“Il
lebbroso … andrà gridando: “Impuro! Impuro!” … se ne starà solo, abiterà fuori
dell’accampamento” (Lev 13, 45s). La malattia di cui si parla in questo
testo sembra non essere la lebbra – morbo di Hansen – che conosciamo noi, che,
pare non esistesse nel vicino Oriente prima della fine del IV secolo a.C.; non
sappiamo bene di quale problema si tratta, ma è certamente un problema visibile
e a livello cutaneo.
In ogni caso, la dichiarazione di impurità
del malato e il conseguente isolamento, non erano dovuti alla contagiosità
della malattia, ma a una questione religiosa. La “lebbra” era percepita come un
segno della corruzione della persona. La malattia, dunque, non sarebbe altro
che la manifestazione esteriore di un male interiore: il peccato. Ricordiamo
bene la “battaglia” tra il povero Giobbe – colpito da una tremenda malattia
della pelle -, che si affanna a dimostrare la propria innocenza agli amici, che
cercano in tutti i modi di convincerlo che, se è ridotto così è perché ha certamente
peccato – “Quale innocente è mai perito e
quando mai uomini retti furono distrutti?”(Gb 4,7) -.
Noi oggi sappiamo bene quanto sia falsa
questa idea che il peccatore è punito da Dio con il male. Non ha senso che un
cristiano, quando si trova negli affanni della vita, affermi: “Cosa ho fatto di
male?”, perché il Signore non “vuole la
morte del peccatore, ma che si converta e viva”.
Ci è chiaro pure che il peccato, che si
annida in noi, può avere un’incidenza anche sulla nostra salute psico-fisica.
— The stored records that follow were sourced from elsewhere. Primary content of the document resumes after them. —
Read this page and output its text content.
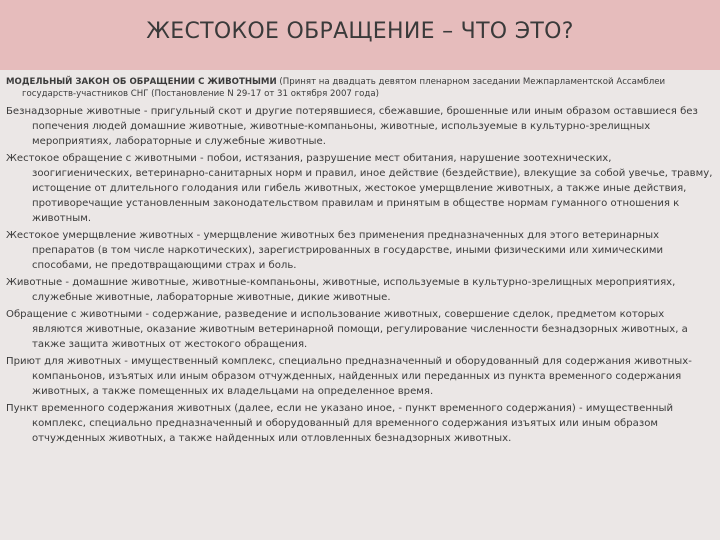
ЖЕСТОКОЕ ОБРАЩЕНИЕ – ЧТО ЭТО?
МОДЕЛЬНЫЙ ЗАКОН ОБ ОБРАЩЕНИИ С ЖИВОТНЫМИ (Принят на двадцать девятом пленарном заседании Межпарламентской Ассамблеи государств-участников СНГ (Постановление N 29-17 от 31 октября 2007 года)
Безнадзорные животные - пригульный скот и другие потерявшиеся, сбежавшие, брошенные или иным образом оставшиеся без попечения людей домашние животные, животные-компаньоны, животные, используемые в культурно-зрелищных мероприятиях, лабораторные и служебные животные.
Жестокое обращение с животными - побои, истязания, разрушение мест обитания, нарушение зоотехнических, зоогигиенических, ветеринарно-санитарных норм и правил, иное действие (бездействие), влекущие за собой увечье, травму, истощение от длительного голодания или гибель животных, жестокое умерщвление животных, а также иные действия, противоречащие установленным законодательством правилам и принятым в обществе нормам гуманного отношения к животным.
Жестокое умерщвление животных - умерщвление животных без применения предназначенных для этого ветеринарных препаратов (в том числе наркотических), зарегистрированных в государстве, иными физическими или химическими способами, не предотвращающими страх и боль.
Животные - домашние животные, животные-компаньоны, животные, используемые в культурно-зрелищных мероприятиях, служебные животные, лабораторные животные, дикие животные.
Обращение с животными - содержание, разведение и использование животных, совершение сделок, предметом которых являются животные, оказание животным ветеринарной помощи, регулирование численности безнадзорных животных, а также защита животных от жестокого обращения.
Приют для животных - имущественный комплекс, специально предназначенный и оборудованный для содержания животных-компаньонов, изъятых или иным образом отчужденных, найденных или переданных из пункта временного содержания животных, а также помещенных их владельцами на определенное время.
Пункт временного содержания животных (далее, если не указано иное, - пункт временного содержания) - имущественный комплекс, специально предназначенный и оборудованный для временного содержания изъятых или иным образом отчужденных животных, а также найденных или отловленных безнадзорных животных.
Come esiste il male psicosomatico – malattia fisica di origine psicologica -, credo
si possa dire che vi è anche il male pneumosomatico (questo termine non esiste,
l’ho inventato io) – malattia originata dal male spirituale -. Non è Dio che
manda il male, ma il male è la conseguenza “matura” del peccato: “Mangeranno il frutto della loro condotta”
(Pro 1,31).
A chi ci vuole illudere che il peccato non
esiste; a chi si illude banalizzando il proprio peccato, io dico: “Attenzione,
perché il peccato fa sempre male, è come un parassita che si innesta nel nostro
organismo al fine di danneggiarlo
irreparabilmente”.
Il “lebbroso” era condannato
all’isolamento, a una specie di morte sociale. E’ la tentazione di ogni epoca:
tenere fuori, lontani gli impuri. E’ la logica che vuole un mondo di puri,
eliminando ciò che non lo è. Questo sistema non cura, uccide, taglia, estirpa.
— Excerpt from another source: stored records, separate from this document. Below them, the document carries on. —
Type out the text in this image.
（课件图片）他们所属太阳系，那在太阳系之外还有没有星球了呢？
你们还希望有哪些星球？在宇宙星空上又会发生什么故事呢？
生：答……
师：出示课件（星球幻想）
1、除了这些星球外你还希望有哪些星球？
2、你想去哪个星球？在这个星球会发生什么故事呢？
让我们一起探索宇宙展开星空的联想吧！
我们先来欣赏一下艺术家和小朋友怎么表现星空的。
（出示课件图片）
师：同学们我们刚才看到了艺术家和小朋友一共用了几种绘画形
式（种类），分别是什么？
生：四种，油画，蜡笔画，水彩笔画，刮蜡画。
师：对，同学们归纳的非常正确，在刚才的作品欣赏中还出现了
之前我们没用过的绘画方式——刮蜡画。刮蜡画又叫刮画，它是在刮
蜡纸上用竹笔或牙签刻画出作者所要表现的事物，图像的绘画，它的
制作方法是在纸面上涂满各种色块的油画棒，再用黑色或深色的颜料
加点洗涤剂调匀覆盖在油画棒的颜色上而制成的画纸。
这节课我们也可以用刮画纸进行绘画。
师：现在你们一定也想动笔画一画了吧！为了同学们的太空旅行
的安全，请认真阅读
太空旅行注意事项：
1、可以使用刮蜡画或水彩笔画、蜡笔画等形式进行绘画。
Così non si odia il peccato, ma il peccatore, al quale non di dà nessuna
opportunità di salvezza.
Ecco però che in questa logica si
inserisce Gesù – Dio salva -. Il primo atteggiamento del Signore verso il
lebbroso è la compassione. E’ questo un termine straordinario, perché in greco ha
nella sua radice l’espressione viscere.
La compassione è il sentimento di dolore per il male dell’altro, che ti entra
dentro e ti prende; è il contrario dell’odio e dell’indifferenza.
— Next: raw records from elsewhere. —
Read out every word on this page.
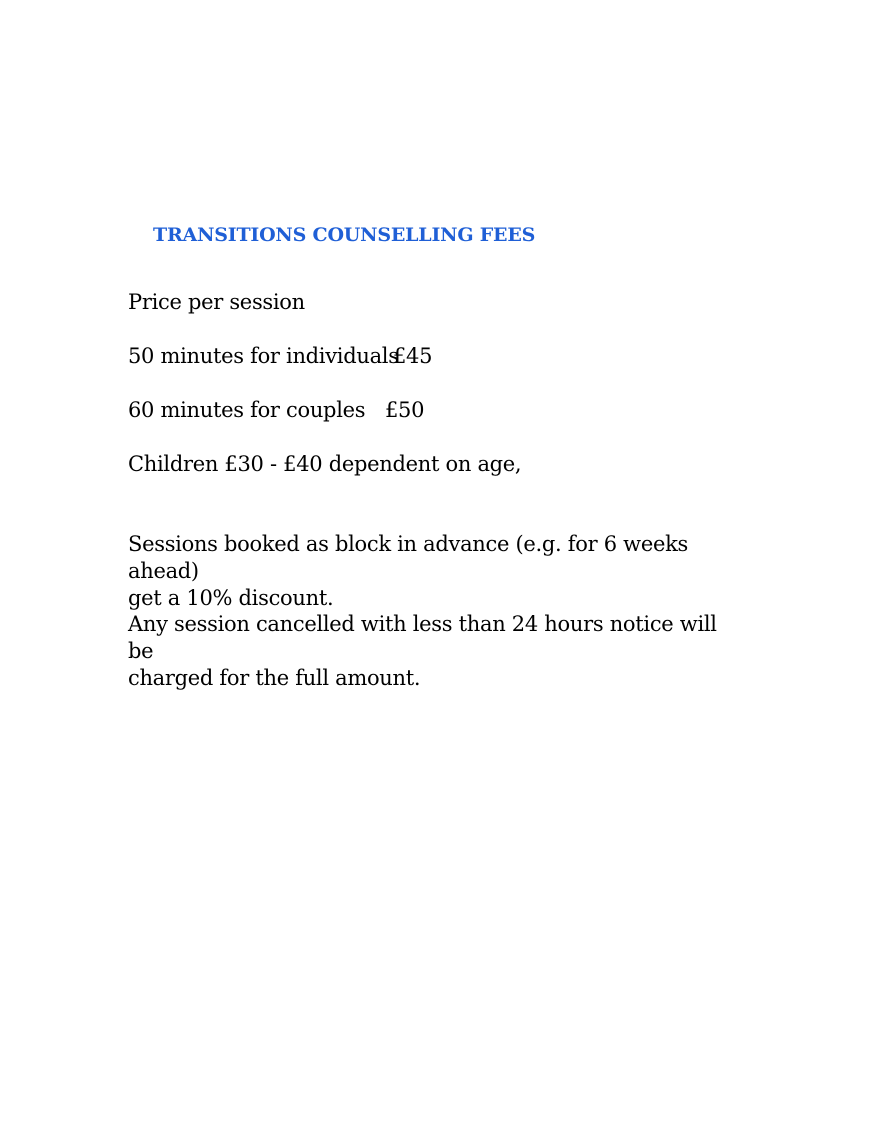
TRANSITIONS COUNSELLING FEES
Price per session
50 minutes for individuals
£45
60 minutes for couples £50
Children £30 - £40 dependent on age,
Sessions booked as block in advance (e.g. for 6 weeks ahead)
get a 10% discount.
Any session cancelled with less than 24 hours notice will be
charged for the full amount.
La compassione di Gesù diventa subito
fatti. Egli allunga la mano e tocca il malato. Per colui che doveva stare lontano da tutti, che
era già morto per il mondo, Gesù compie un atto che prima ancora di guarirlo
fisicamente, gli ridona la vita. Là dove c’è chi esclude e isola, il Signore,
accoglie. Nessuno può essere semplicemente buttato fuori, nemmeno se il suo
peccato è tale da renderlo come deforme. So bene quanto sia difficile
concretizzare questa parola di Gesù; so quanto è più facile eliminare il
peccato con il peccatore, eppure non possiamo fare finta che Gesù non ci abbia
mostrato qual è l’atteggiamento di Dio. Non dimentichiamo ciò che scrive l’evangelista
Giovanni: “Chi dice dimorare in Cristo, deve comportarsi come lui si è
comportato” (1Gv 2,6).
Il maligno tenta di tenerci nella “lebbra”
in tre modi:
-
convincendoci di non essere malati
-
facendoci credere che Gesù è buono, quindi gli andiamo
sempre bene come siamo, - dimenticando che alla peccatrice perdonata ha detto:
“Va’ e non peccare più”
-
facendoci sentire indegni di presentarci al Signore per
ricevere il perdono.
Messe da parte le prime due illusioni,
impariamo dal lebbroso a non avere paura di chiedere aiuto al Signore. Non ci
sentiremo mai dire da Lui, vattene mi fai schifo! Non sei degno di me.
Lasciamoci toccare dalla mano misericordiosa di Dio. Consentiamogli di
lasciarci alle spalle un passato che può essere anche molto malato, per
costruire con Lui un presente nuovo di libertà e bene.